Perhaps you have seen the viral video of the nurse from Houston Methodist testifying about the pressure from her supervisors to mistreat patients, falsify records, and worse. A sympathetic, dedicated nurse’s tearful testimony about her purportedly religious hospital administration’s worldly corruption – it’s the stuff of a Hollywood screenplay. Given our creative elite’s current political affinities, I wouldn’t hold my breath waiting for her story to make it to your nearest silver screen anytime soon, but the good news is that movie-making legends Sidney Lumet, David Mamet, Paul Newman, and James Mason already filmed it!
The Verdict, like the other movies I try to highlight in this space, is both timely and timeless. The setting isn’t a Methodist hospital, but a Catholic one, yet otherwise the plot outline could be ripped from the headlines. Beneath the (riveting) courtroom drama about the arrogance of doctors and administrators wrecking the lives of the powerless is a profound story about human corruption and redemption. Newman plays an alcoholic lost cause of a lawyer, exactly the kind of ambulance chaser everyone would – and does – expect to settle hastily and eagerly for a quick payday, regardless of his case’s merits. Everyone in his orbit – his friends, clients, and even love interest – seems bowed by poverty, loneliness, and the kind of world-weariness that seemed to permeate the filthy air of American cities in the 70s (at least on screen, I wasn’t around to confirm). All the characters surprise you, in ways good and bad, when faced with the question of whether they are willing to sell their soul, and at what price. For a high-powered lawyer like James Mason’s character, the price was high, the sale long ago. For the other characters, you’ll have to watch to find out.
A key message of the film is that, yes, anyone can be corrupted – but, on the flip side, anyone can look the evil offer in the eye and say no. No matter how poor, how desperate, and how alone you are – or think you are – you can always change the world, all you have to do is fight back. So what’s keeping you?
The other reality the movie depicts is that, while anyone can make a stand, the truth is that the more you allow despair and hopelessness into your life, the more likely you will be to betray yourself and those you ought to love. So get yourself to church!
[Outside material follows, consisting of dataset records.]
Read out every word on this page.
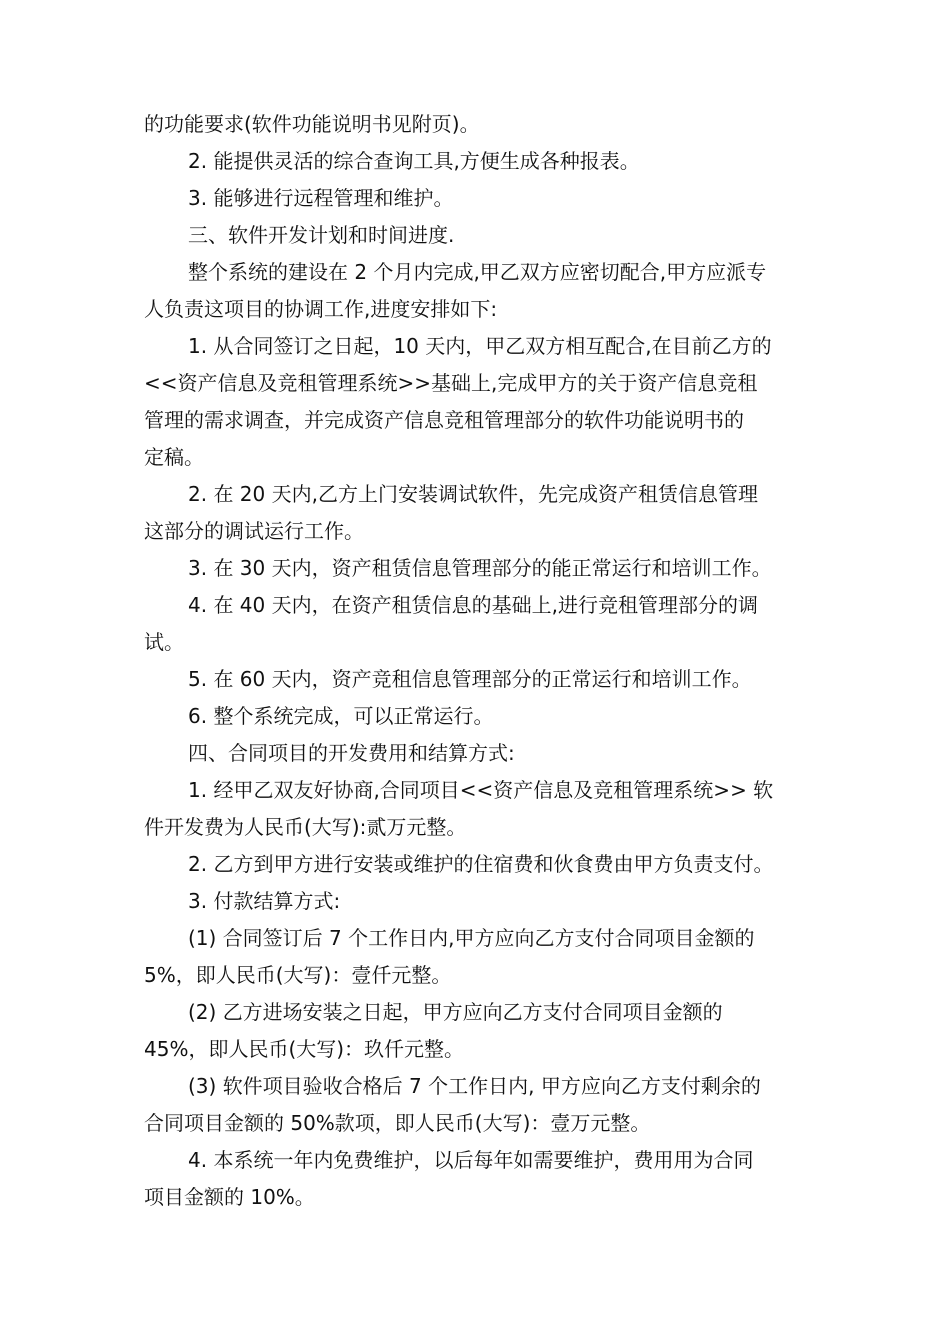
的功能要求(软件功能说明书见附页)。

2. 能提供灵活的综合查询工具,方便生成各种报表。

3. 能够进行远程管理和维护。

三、软件开发计划和时间进度.

整个系统的建设在 2 个月内完成,甲乙双方应密切配合,甲方应派专

人负责这项目的协调工作,进度安排如下:

1. 从合同签订之日起，10 天内，甲乙双方相互配合,在目前乙方的

<<资产信息及竞租管理系统>>基础上,完成甲方的关于资产信息竞租

管理的需求调查，并完成资产信息竞租管理部分的软件功能说明书的

定稿。

2. 在 20 天内,乙方上门安装调试软件，先完成资产租赁信息管理

这部分的调试运行工作。

3. 在 30 天内，资产租赁信息管理部分的能正常运行和培训工作。

4. 在 40 天内，在资产租赁信息的基础上,进行竞租管理部分的调

试。

5. 在 60 天内，资产竞租信息管理部分的正常运行和培训工作。

6. 整个系统完成，可以正常运行。

四、合同项目的开发费用和结算方式:

1. 经甲乙双友好协商,合同项目<<资产信息及竞租管理系统>> 软

件开发费为人民币(大写):贰万元整。

2. 乙方到甲方进行安装或维护的住宿费和伙食费由甲方负责支付。

3. 付款结算方式:

(1) 合同签订后 7 个工作日内,甲方应向乙方支付合同项目金额的

5%，即人民币(大写)：壹仟元整。

(2) 乙方进场安装之日起，甲方应向乙方支付合同项目金额的

45%，即人民币(大写)：玖仟元整。

(3) 软件项目验收合格后 7 个工作日内, 甲方应向乙方支付剩余的

合同项目金额的 50%款项，即人民币(大写)：壹万元整。

4. 本系统一年内免费维护，以后每年如需要维护，费用用为合同

项目金额的 10%。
A final word, on great writing and directing. A famous scene in my favorite movie*, The Quiet Man, shows Maureen O’Hara whispering something surprising – we never find out what – to John Wayne. The idea of an important speech unheard by the audience is at least as old as Jane Austen, and there might be no better example than in this film. One of the most important conversations of Paul Newman’s character’s life is filmed from a block away, with no audible dialogue, only the sounds of a busy city street. Yet there is no doubt in the audience’s mind what is being said and what Newman’s reaction to it is. David Mamet knows how to write dialogue, Sidney Lumet knows how to film it, yet it is this dialogue-free conversation that always sticks with me long after the film ends.
Thank you for reading, and I hope you enjoy the movie.
*in a statistical tie with Bringing Up Baby, of course.
Love this, Adrian. I spoke from the mountaintops against the way the opiate crisis was being handled locally and within my state. I fought until my health gave out, and I fight no more / now I do it differently, the way it was always meant to be (and sometimes I think it’s best for all chronic health conditions where one’s behavior and spiritual fitness about them make a difference). Attraction to the behavioral solution versus promotion to pharma dependence. It’s been a beautiful outcome to a difficult situation for many of us, and I have more hope now more than ever.
Two real oldies: Rain with Joan Crawford and Spitfire with Katherine Hepburn.
Both movies are very captivating have very simple storylines and sort of good versus evil which always makes a good movie with good and God perhaps winning the hard way.